Kabupaten Banjar Kalsel Terkepung Banjir: 18 Ribu Lebih Jiwa Terdampak

Kabupaten Banjar Kalsel Terkepung Banjir: 18 Ribu Lebih Jiwa Terdampak

Banjir Kalsel makin meluas--ist

BANJAR, RADARPENA.CO.ID - Alam kembali menguji ketangguhan warga Kabupaten Banjar. Akibat guyuran hujan ekstrem selama beberapa hari terakhir, banjir besar meluas hingga merendam 89 desa di 14 kecamatan. Hingga Minggu (28/12/2025) pagi, tercatat 18.348 jiwa kini berjuang di tengah kepungan air.

Berdasarkan data terbaru dari Pusat Pengendalian Operasi (Pusdalops) BPBD Kabupaten Banjar, skala dampak bencana kali ini sangat masif:

  • Rumah Terdampak: 5.206 unit rumah tergenang, dengan 1.714 di antaranya terendam cukup dalam.
  • Warga Mengungsi: 302 jiwa terpaksa meninggalkan rumah mereka untuk mencari perlindungan di posko darurat.

Kecamatan Terparah: Mulai dari Martapura, Sungai Tabuk, hingga Karang Intan dan Astambul masih berjuang melawan debit air yang dinamis.

BACA JUGA:Pertumbuhan Kredit Kuat dan DPK Meningkat, Fungsi Intermediasi Bank Mandiri Solid di Akhir Tahun

Di balik angka-angka tersebut, terdapat ribuan nyawa yang membutuhkan perhatian khusus. Plt Kepala BPBD Kabupaten Banjar, Yayan Daryanto, menegaskan bahwa fokus utama tim gabungan saat ini adalah mereka yang paling berisiko.

“Kelompok rentan menjadi prioritas mutlak kami dalam penanganan darurat,” ujar Yayan.

Saat ini, tercatat ada 113 ibu hamil, 505 lansia, serta hampir 500 bayi dan balita yang berada di wilayah terdampak. Keamanan dan pemenuhan gizi mereka menjadi misi utama personel di lapangan.
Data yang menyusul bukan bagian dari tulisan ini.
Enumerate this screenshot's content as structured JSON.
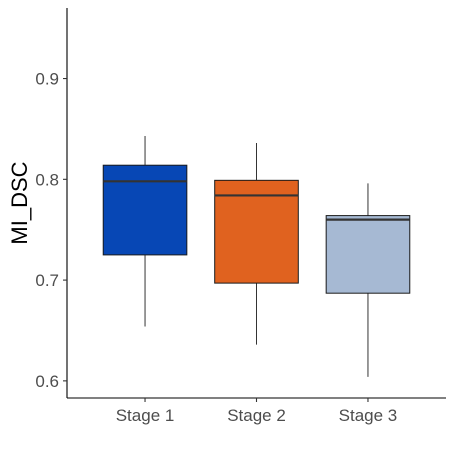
{
  "chart_data": {
    "type": "box",
    "title": "",
    "xlabel": "",
    "ylabel": "MI_DSC",
    "ylim": [
      0.583,
      0.97
    ],
    "yticks": [
      0.6,
      0.7,
      0.8,
      0.9
    ],
    "ytick_labels": [
      "0.6",
      "0.7",
      "0.8",
      "0.9"
    ],
    "categories": [
      "Stage 1",
      "Stage 2",
      "Stage 3"
    ],
    "boxes": [
      {
        "category": "Stage 1",
        "whisker_low": 0.654,
        "q1": 0.725,
        "median": 0.798,
        "q3": 0.814,
        "whisker_high": 0.843,
        "color": "#0747b5"
      },
      {
        "category": "Stage 2",
        "whisker_low": 0.636,
        "q1": 0.697,
        "median": 0.784,
        "q3": 0.799,
        "whisker_high": 0.836,
        "color": "#e0621f"
      },
      {
        "category": "Stage 3",
        "whisker_low": 0.604,
        "q1": 0.687,
        "median": 0.76,
        "q3": 0.764,
        "whisker_high": 0.796,
        "color": "#a6b9d3"
      }
    ],
    "grid": false,
    "legend": "none"
  }
}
Bahu-membahu di tengah genangan, personel gabungan dari BPBD, TNI, Polri, hingga Tim Reaksi Cepat (TRC) terus menyisir lokasi-lokasi terisolasi.

Tugas mereka berat: melakukan pendataan cepat, pengecekan rutin debit air, hingga memastikan distribusi bantuan logistik sampai ke tangan yang tepat.

BACA JUGA:Polytron G3 Series Unjuk Gigi di Pasar EV, Ini Deretan Keunggulan SUV Listrik Lokal

Daftar Wilayah yang Masih Tergenang

Bagi warga yang ingin memantau atau menyalurkan bantuan, berikut adalah beberapa titik fokus kecamatan yang masih terdampak signifikan:

  • Martapura & Martapura Barat/Timur: Wilayah seperti Bincau, Tunggul Irang, dan Teluk Selong masih terpantau tinggi.
  • Karang Intan: Mencakup wilayah luas dari Awang Bangkal hingga Sungai Landas.
  • Sungai Tabuk & Kertak Hanyar: Lok Buntar dan Simpang Empat menjadi titik krusial.
  • Pengaron & Mataraman: Akses di beberapa desa seperti Mangkauk dan Bawahan Pasar terus dipantau.

BPBD mengimbau masyarakat untuk tetap waspada dan tidak meremehkan kenaikan debit air. Mengingat intensitas hujan yang masih sulit diprediksi, warga diminta segera melapor ke aparat desa atau Satgas terdekat jika kondisi air di dalam rumah mulai membahayakan keselamatan, terutama bagi mereka yang memiliki anggota keluarga lansia atau bayi.